Nicodemus’ next verse happens in John 7:50, as we looked at earlier: “Nicodemus (he who came to Him before, being one of them).”
The parentheses are so important. “He who came to Him” is a reference to John 3, “before being one of them.” Nicodemus becomes a follower of Jesus after talking with Jesus that night. His interview, Nic at night, is what changed his life. In John 7, Nicodemus seems to be defending Jesus to the other pharisaical leaders. Though he is a slow witness, at least he is opening his mouth.
And then we see his final passage on how far he has come.
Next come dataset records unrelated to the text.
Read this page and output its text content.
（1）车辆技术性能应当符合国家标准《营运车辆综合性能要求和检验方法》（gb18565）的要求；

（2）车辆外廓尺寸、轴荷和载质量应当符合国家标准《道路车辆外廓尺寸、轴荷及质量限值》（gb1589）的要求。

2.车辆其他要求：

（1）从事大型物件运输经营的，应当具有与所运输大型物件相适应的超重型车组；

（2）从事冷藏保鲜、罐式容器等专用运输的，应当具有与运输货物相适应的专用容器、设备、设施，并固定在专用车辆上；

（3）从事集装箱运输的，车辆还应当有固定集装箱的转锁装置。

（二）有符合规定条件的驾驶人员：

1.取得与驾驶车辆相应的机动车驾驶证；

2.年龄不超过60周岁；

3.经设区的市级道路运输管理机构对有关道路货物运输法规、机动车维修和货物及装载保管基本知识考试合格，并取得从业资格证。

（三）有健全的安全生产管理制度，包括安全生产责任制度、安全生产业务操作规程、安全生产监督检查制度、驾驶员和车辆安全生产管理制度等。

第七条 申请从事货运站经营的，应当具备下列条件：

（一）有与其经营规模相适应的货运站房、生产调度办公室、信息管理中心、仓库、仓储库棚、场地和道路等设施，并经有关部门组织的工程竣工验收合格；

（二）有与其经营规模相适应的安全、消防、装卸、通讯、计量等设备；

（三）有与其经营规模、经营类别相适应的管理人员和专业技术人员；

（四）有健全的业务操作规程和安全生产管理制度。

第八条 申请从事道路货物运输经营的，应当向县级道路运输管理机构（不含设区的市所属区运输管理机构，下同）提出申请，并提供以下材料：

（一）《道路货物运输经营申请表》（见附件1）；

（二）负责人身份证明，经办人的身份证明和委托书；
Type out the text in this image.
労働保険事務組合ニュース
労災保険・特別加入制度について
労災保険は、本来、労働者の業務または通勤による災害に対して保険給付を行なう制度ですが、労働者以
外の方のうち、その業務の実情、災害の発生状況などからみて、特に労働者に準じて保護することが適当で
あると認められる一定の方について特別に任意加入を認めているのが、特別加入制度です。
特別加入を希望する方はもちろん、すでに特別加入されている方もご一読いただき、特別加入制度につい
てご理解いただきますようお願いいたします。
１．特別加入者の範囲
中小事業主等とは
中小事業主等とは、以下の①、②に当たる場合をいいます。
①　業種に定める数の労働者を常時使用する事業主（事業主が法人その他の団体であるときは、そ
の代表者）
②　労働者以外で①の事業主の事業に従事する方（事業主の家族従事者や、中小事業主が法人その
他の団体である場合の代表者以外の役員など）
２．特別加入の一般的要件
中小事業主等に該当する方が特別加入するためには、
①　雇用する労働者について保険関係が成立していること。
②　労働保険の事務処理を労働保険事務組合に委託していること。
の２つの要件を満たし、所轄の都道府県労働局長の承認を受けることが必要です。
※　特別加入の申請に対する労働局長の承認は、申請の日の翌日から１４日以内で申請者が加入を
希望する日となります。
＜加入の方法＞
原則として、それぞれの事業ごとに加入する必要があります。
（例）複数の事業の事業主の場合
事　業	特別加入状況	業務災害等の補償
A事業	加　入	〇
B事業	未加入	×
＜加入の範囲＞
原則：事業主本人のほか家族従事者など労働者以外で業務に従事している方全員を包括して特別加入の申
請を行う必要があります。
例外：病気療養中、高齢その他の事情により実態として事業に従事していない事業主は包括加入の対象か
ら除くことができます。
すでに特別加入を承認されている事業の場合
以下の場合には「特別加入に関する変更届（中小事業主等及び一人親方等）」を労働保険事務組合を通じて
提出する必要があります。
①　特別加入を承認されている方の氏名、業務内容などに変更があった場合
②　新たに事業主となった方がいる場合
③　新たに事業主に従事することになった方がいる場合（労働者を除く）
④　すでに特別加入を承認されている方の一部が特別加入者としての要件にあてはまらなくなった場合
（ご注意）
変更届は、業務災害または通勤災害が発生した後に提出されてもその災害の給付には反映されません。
It’s in John 19— and this is where the hundred pounds comes in: “Nicodemus, who had first come to Him by night, also came, bringing a mixture of myrrh and aloes, about a hundred pounds weight” (verse 39).
By the time we reach John 19, Nicodemus is unashamed and unafraid. He really is one of them, meaning a disciple of Jesus. Think about this: while everyone leaves Jesus at the crucifixion, not only does Nicodemus show up, he shows up with a lot of extra weight. Weight that he can’t hide. He does not flee and run and deny. He brings, get this, one hundred pounds of burial ingredients (myrrh and aloes). One hundred pounds he has to drag to the sight of the cross and then on to the grave. Everyone knows he is doing this for Jesus.
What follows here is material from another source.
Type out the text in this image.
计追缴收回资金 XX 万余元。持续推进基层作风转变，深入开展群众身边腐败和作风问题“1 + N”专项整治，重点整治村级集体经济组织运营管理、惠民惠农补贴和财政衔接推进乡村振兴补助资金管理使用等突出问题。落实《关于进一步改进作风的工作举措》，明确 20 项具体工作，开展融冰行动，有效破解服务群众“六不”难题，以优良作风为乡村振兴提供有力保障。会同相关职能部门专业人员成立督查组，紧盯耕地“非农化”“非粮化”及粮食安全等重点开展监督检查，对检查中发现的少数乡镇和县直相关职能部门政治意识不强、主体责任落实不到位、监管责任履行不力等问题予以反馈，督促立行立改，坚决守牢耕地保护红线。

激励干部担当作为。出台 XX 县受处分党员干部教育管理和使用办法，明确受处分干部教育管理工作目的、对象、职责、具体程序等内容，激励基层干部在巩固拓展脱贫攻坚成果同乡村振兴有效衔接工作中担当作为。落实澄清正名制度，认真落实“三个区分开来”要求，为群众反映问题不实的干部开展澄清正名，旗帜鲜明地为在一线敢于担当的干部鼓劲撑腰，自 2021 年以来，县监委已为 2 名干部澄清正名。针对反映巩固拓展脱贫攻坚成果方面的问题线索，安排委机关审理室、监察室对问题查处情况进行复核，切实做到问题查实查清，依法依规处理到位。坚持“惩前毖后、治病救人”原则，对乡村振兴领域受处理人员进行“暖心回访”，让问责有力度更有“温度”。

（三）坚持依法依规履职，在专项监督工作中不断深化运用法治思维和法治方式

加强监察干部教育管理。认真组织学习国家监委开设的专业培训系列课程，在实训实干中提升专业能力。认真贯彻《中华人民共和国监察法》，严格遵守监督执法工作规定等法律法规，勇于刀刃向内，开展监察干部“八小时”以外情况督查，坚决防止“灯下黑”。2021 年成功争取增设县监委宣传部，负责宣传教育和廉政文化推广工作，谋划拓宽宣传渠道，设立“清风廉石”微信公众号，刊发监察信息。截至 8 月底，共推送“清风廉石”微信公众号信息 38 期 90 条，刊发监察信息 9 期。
That tells me that he is unashamed. The people know who it is for and what it is for. He is very clearly aligning himself with Jesus on Good Friday. The ruler of the Jews and the spokesman for the Pharisees put on a hundred pounds for Jesus.
I love the process that happens in people’s lives. We want everything to happen instantly, but God has different growth patterns for different people. Give them their space, and they will get there.
Here’s what I love about this John 19 story: it’s that he dragged a hundred pounds of stuff to the burial site. He wasn’t preaching and giving these glorious words like, “Jesus, I will never deny you.” He just lived it out. It is life and not words that impact. We have great speakers for Christianity but not everyone who can speak is living it. Let’s spend more time living than speaking.
Remember, the preachers were all gone at the cross, but Nic was there. Nic and a hundred pounds. He was all in when it counted most. Follow his example. Live it.